During World War II he served in the Army, stationed at Fort Knox in Kentucky, and in 1946 his father gave him and his brother Guy $125. They used the money to buy a women’s consignment shop at South Second Street and Beale Street in Memphis. The price had come down, Ms. Lansky said, because the previous owner had been murdered in the store.
The brothers immediately tossed out the inventory, started a dry goods store and, when that didn’t work, an Army surplus store. That business, too, failed so they turned to men’s fashion.
In the early 1980s Lansky Brothers moved to the newly restored Peabody Hotel, a Memphis landmark, and it now has four separate shops there in the lobby: Lansky at the Peabody for men’s sportswear, where you can purchase blue suede shoes and other items inspired by the music of the 1950s; Lansky 126, for denim; Lansky Essentials, catering to the sundry needs of hotel guests; and a gift shop, Lansky Lucky Duck Gifts.
Ms.

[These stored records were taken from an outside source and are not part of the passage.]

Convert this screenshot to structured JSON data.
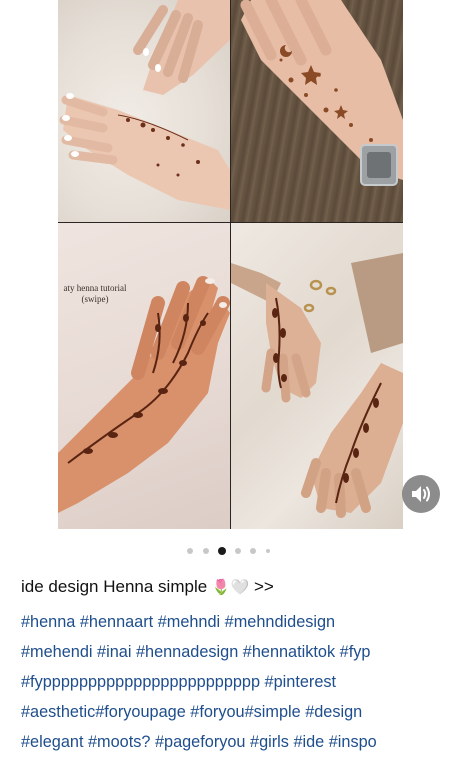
{
  "post": {
    "image_caption": "aty henna tutorial\n(swipe)",
    "carousel_count": 6,
    "carousel_active_index": 2,
    "description": "ide design Henna simple",
    "description_emojis": "🌷🤍",
    "description_more": ">>",
    "hashtag_lines": [
      "#henna #hennaart #mehndi #mehndidesign",
      "#mehendi #inai  #hennadesign #hennatiktok #fyp",
      "#fypppppppppppppppppppppppp #pinterest",
      "#aesthetic#foryoupage #foryou#simple #design",
      "#elegant #moots? #pageforyou #girls #ide #inspo"
    ]
  },
  "icons": {
    "sound": "speaker-icon"
  },
  "colors": {
    "hashtag": "#1f4e8c",
    "text": "#111111",
    "dot_active": "#1a1a1a",
    "dot_inactive": "#c8c8c8",
    "henna": "#6b2f1a"
  }
}
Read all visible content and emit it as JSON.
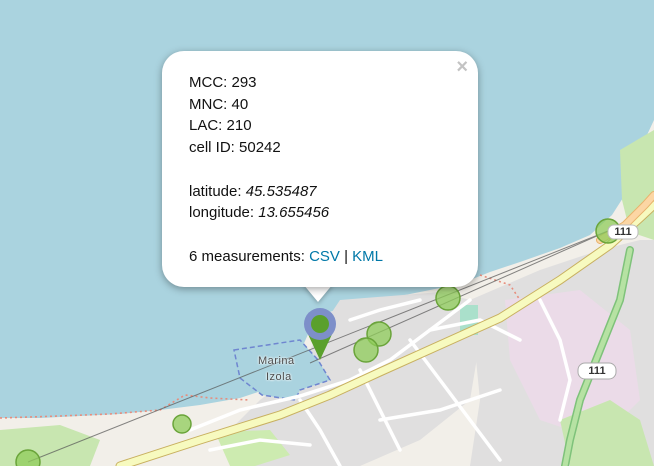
{
  "popup": {
    "close_label": "×",
    "mcc_label": "MCC:",
    "mcc_value": "293",
    "mnc_label": "MNC:",
    "mnc_value": "40",
    "lac_label": "LAC:",
    "lac_value": "210",
    "cellid_label": "cell ID:",
    "cellid_value": "50242",
    "latitude_label": "latitude:",
    "latitude_value": "45.535487",
    "longitude_label": "longitude:",
    "longitude_value": "13.655456",
    "measurements_label": "6 measurements:",
    "csv_link": "CSV",
    "separator": "|",
    "kml_link": "KML"
  },
  "map_labels": {
    "marina_line1": "Marina",
    "marina_line2": "Izola",
    "road_111_a": "111",
    "road_111_b": "111"
  },
  "colors": {
    "water": "#aad3df",
    "land": "#f2efe9",
    "measurement_fill": "#8fcc5a",
    "marker_blue": "#6a8ec8",
    "marker_green": "#5aa02c",
    "link": "#0078a8"
  },
  "icons": [
    "close-icon",
    "map-marker-icon"
  ]
}
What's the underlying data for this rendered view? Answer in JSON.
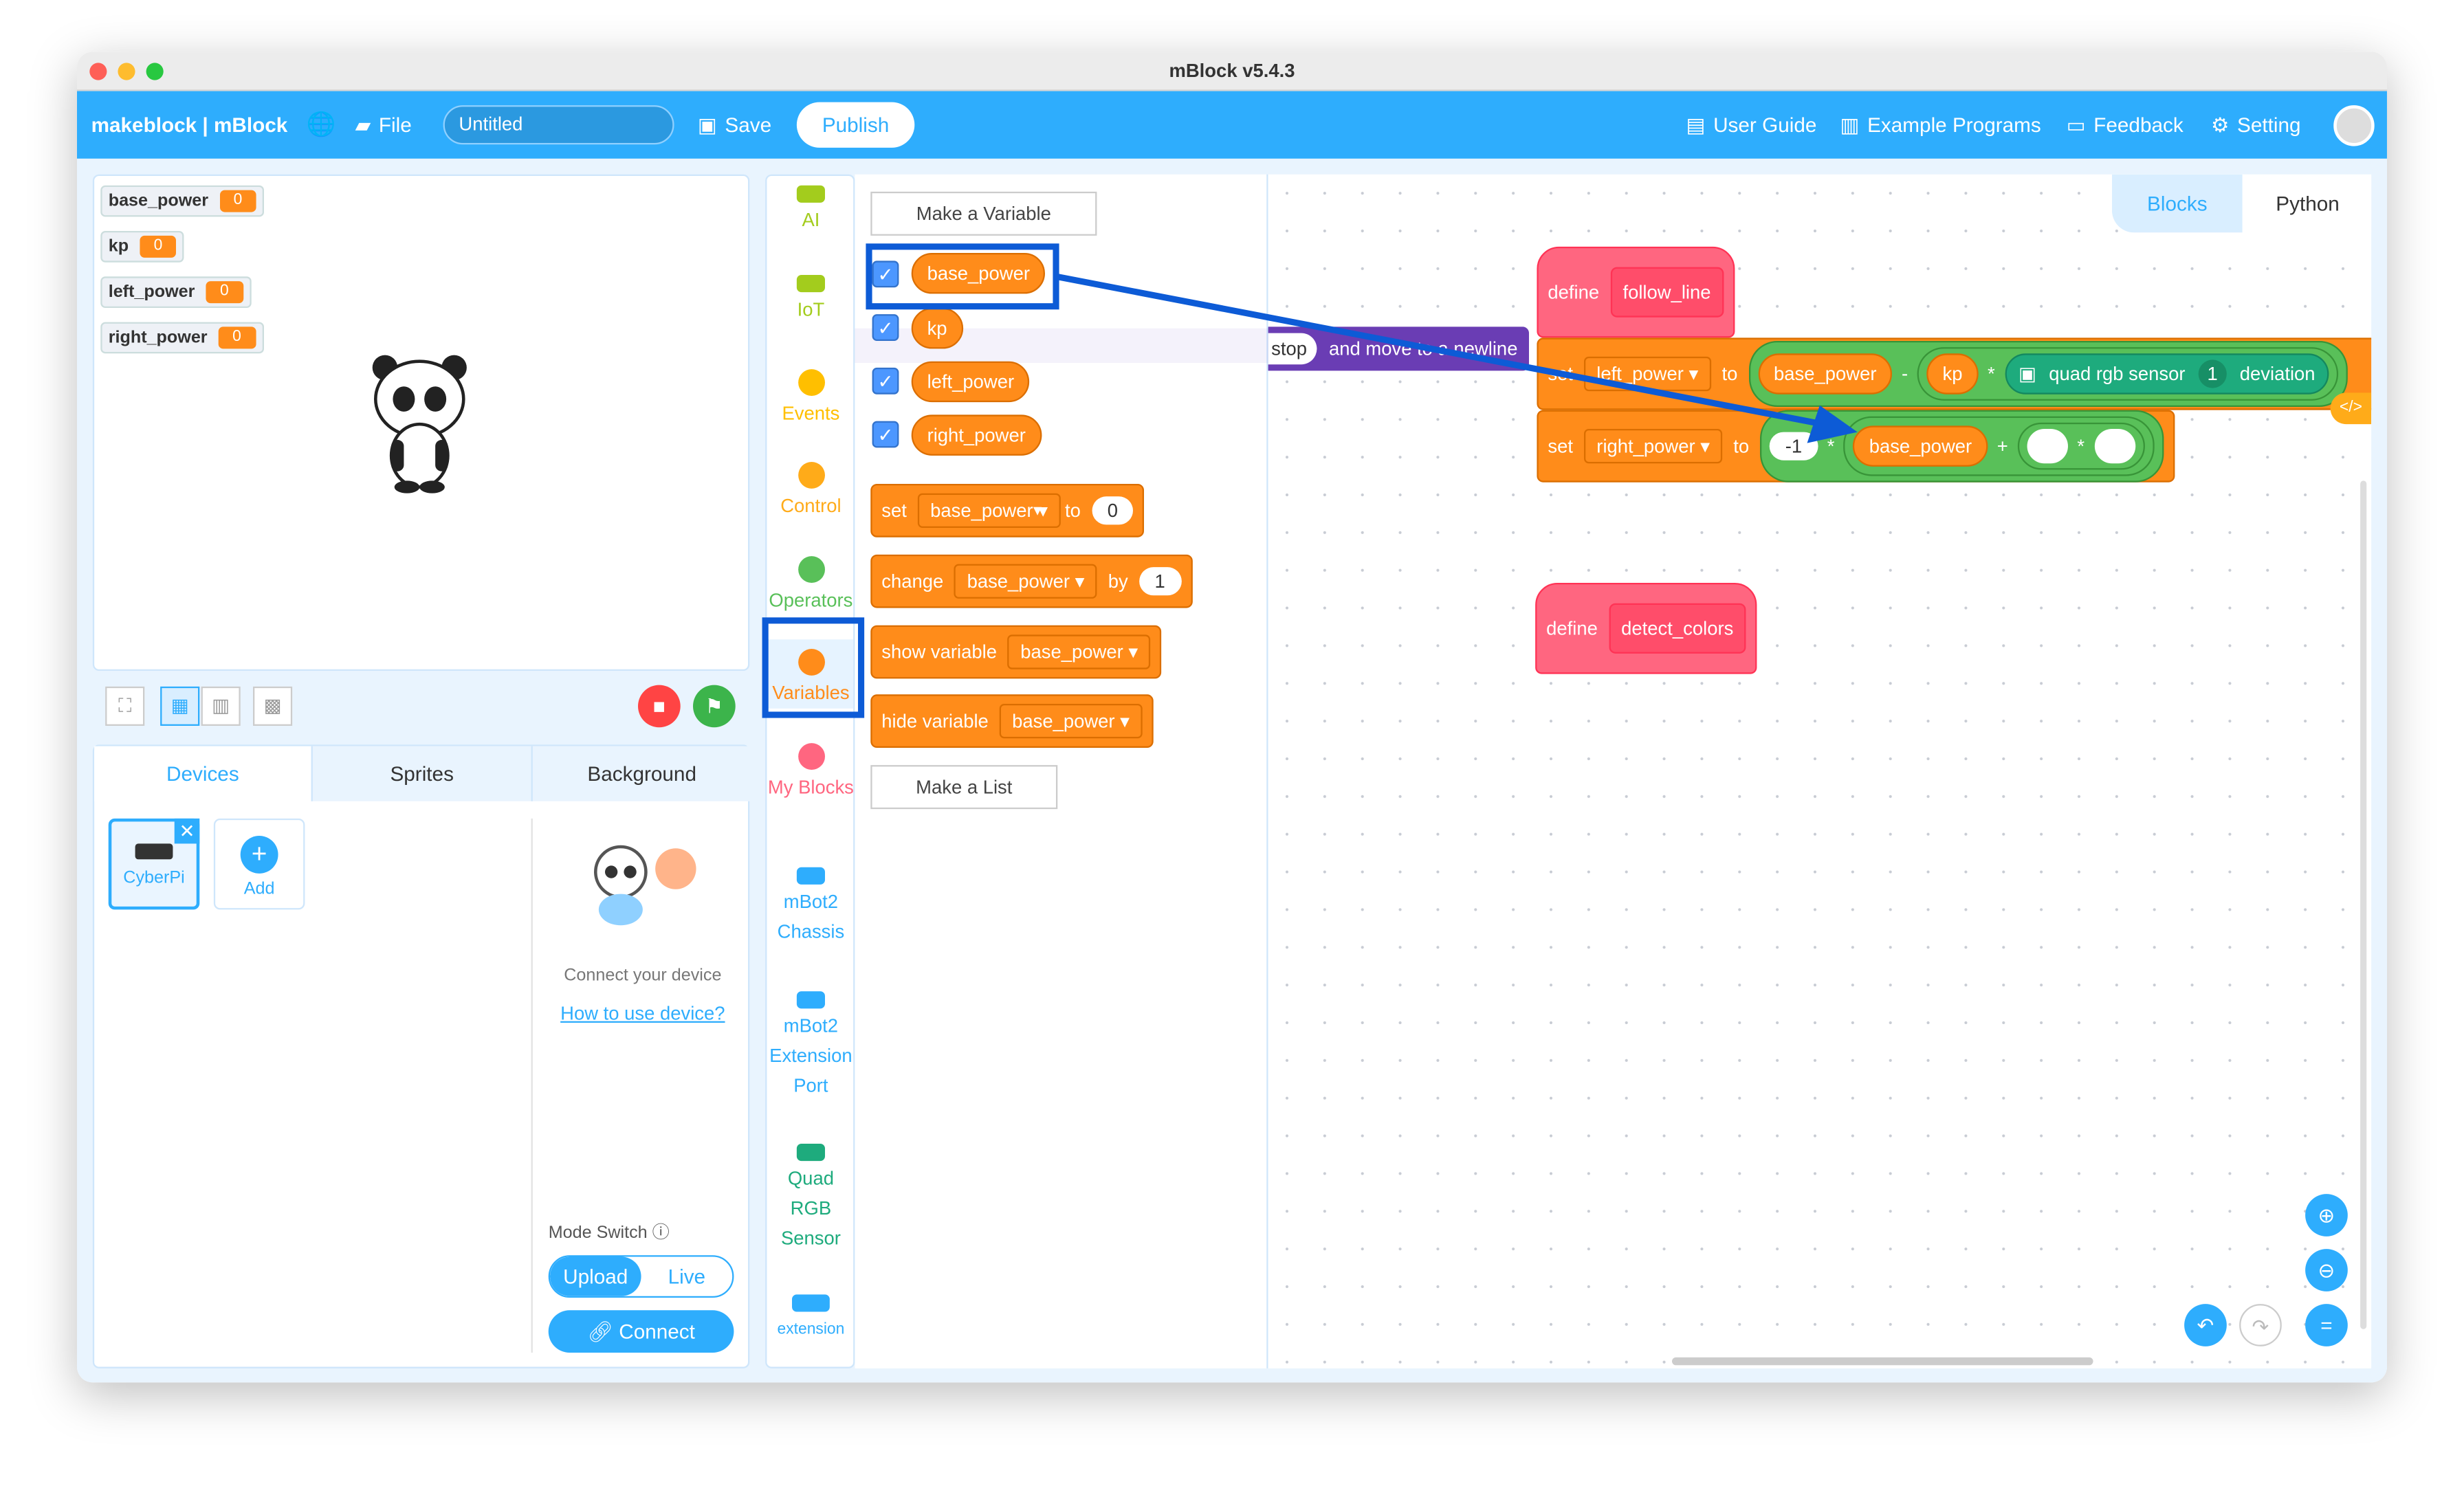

Lansky and her father, Mr. Lansky’s son, Hal, now run the business.
Besides them, Mr. Lansky is survived by his wife of 64 years, the former Joyce Spivak; two sisters, Mildred Krasner and Bernice Banes; two other brothers, Frank and Alvin; a daughter, Anise Belz; four other granddaughters; and two great-grandsons. Guy Lansky died in 2005.
Musicians passing through Memphis continued to visit the store, often just to hear her grandfather tell stories about Presley, Ms. Lansky said.
“They all want to shake the hand that shook the hand of the guy who shook the world,” she said.